There is a new dog in town, every pooch is talking

There is a new dog in town,  everyone is barking

There is a new dog in town, every pooch is listening

There is a new dog in town, every pooch is sniffing

There is a new dog in town, every pooch is pissing

There is a new dog in town, I don’t wanna hear it

There is a new dog in town, I don’t wanna hear it.

Howlhooooooo  

Howlhooooooo

There is a new dog in town

Aug 11 - 17

The following has been edited by ChatGPT:

Fifteen years ago, we moved to the country and got three acres. Something I had always wanted was my own orchard. I grew up in Grass Valley surrounded by fruit trees, so I thought, Now I can do the same.

So, I planted 100 fruit trees—every type of fruit imaginable. Eight different kinds of apples and peaches, so I’d have fresh fruit all the time. It was a great idea—except for one problem: we live in the country, which means we have about a million fruit thieves.

I’ll have hundreds of plums on a tree, but by the time they’re even close to ripe, they’re gone. I’ve tried everything and just can’t seem to win.

Last week, I spotted one lonely pluot, high up on a tree. I got a ladder and retrieved it. This was a gorgeous piece of fruit—until I turned it over and saw that the entire back side had been chewed away. To hell with it, I thought. I’ll just eat the other side. You can see where this is going.

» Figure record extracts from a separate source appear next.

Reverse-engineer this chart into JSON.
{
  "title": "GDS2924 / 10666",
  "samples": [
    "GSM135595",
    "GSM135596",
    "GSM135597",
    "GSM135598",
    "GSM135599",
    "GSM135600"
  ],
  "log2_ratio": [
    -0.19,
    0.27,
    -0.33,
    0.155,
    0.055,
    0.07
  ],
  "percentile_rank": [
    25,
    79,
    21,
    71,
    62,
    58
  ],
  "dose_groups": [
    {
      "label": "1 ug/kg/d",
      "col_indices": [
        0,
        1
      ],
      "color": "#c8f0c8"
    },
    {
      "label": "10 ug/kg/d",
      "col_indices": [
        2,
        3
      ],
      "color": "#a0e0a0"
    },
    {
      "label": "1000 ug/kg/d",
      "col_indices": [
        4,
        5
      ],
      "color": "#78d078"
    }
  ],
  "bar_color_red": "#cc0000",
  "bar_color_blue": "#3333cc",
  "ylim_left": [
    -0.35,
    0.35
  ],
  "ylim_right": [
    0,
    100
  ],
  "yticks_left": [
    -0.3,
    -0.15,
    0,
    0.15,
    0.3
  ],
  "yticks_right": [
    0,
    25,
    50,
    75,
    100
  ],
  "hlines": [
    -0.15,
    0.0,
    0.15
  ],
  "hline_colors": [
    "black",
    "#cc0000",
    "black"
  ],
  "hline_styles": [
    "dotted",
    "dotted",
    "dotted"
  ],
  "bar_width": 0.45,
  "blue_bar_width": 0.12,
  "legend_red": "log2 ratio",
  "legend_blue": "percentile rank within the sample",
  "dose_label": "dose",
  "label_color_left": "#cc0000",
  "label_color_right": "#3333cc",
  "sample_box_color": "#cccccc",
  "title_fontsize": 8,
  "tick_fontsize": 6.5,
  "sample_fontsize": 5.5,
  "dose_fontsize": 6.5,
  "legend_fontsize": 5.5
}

On Tuesday, I felt really tired. Wednesday, I developed a fever. By Thursday, I was feeling awful, but I still thought it was just the flu. By Friday morning, it was clear I had some sort of infection.

I called Kaiser for antibiotics, but they told me I had to go to the ER. Off I went, where they tested me for everything—except a stool test. They sent me home and told me to bring in a sample the next day.

Proudly, I returned to the lab—only to be told I had failed because I’d put it in the wrong pouch. Ten hours later, I brought it back in the right container.

Sunday, I got the results: Salmonella. I thought, “well, at least they found something.” But it occurred to me that if those little buggers had just washed their hands, this never would have happened.

So, on Monday, I put up signs in the orchard that said “Wash Your Hands” with little bottles of sanitizer scattered around. A little education never hurts.

Folks, as of the end of this month, FlapJacks will be opening back up for dinner on Friday and Saturday nights. When I sold Sunrise, the new owner laid off much of my crew, so I’m trying to find them some extra hours.

Like before, we’ll feature different specials each week along with our regular menu items.

I’ll keep you posted.

Aug 4 - 10

New Dog in Town

You may not know this, but while we communicate by email, dogs communicate by peemail. Whenever I take Cooper and Phoebe out for a walk, they have to sniff everything. I believe it's something like Morse code. We usually move quickly since we walk the same trail to the street and back. However, there was a new dog on the road because they both went nuts sniffing and wouldn't leave certain spots. They were serious about their new communication associate. I wish I could understand their code, but since I'm often in the dark when my wife speaks to me, what chance do I have to break their code?

Jul 28 - Aug 3

In the early 1900s, the back portion of our property near the Loomis border was a plum orchard. We still have plum trees scattered around; however, I think there was a lot more going on here during the 1940s. What I believe is that they did atomic testing up here. This would be the only explanation for the size of gophers that we now have to contend with. I will go out and find 4-foot tomato plants completely missing. I have gone from 19 tomato plants to just 2, and when I water around these last 2, large holes appear. These holes are so large, as I will soon explain, they cannot be created by a 6-inch creature. I mean, these holes are the size of a riding lawn mower. Yes, that is right. In fact, when I climbed down into one of these holes, I found my old riding lawn mower deep inside. I heard some rumbling, so I immediately tried to climb out. I made it but with only one shoe.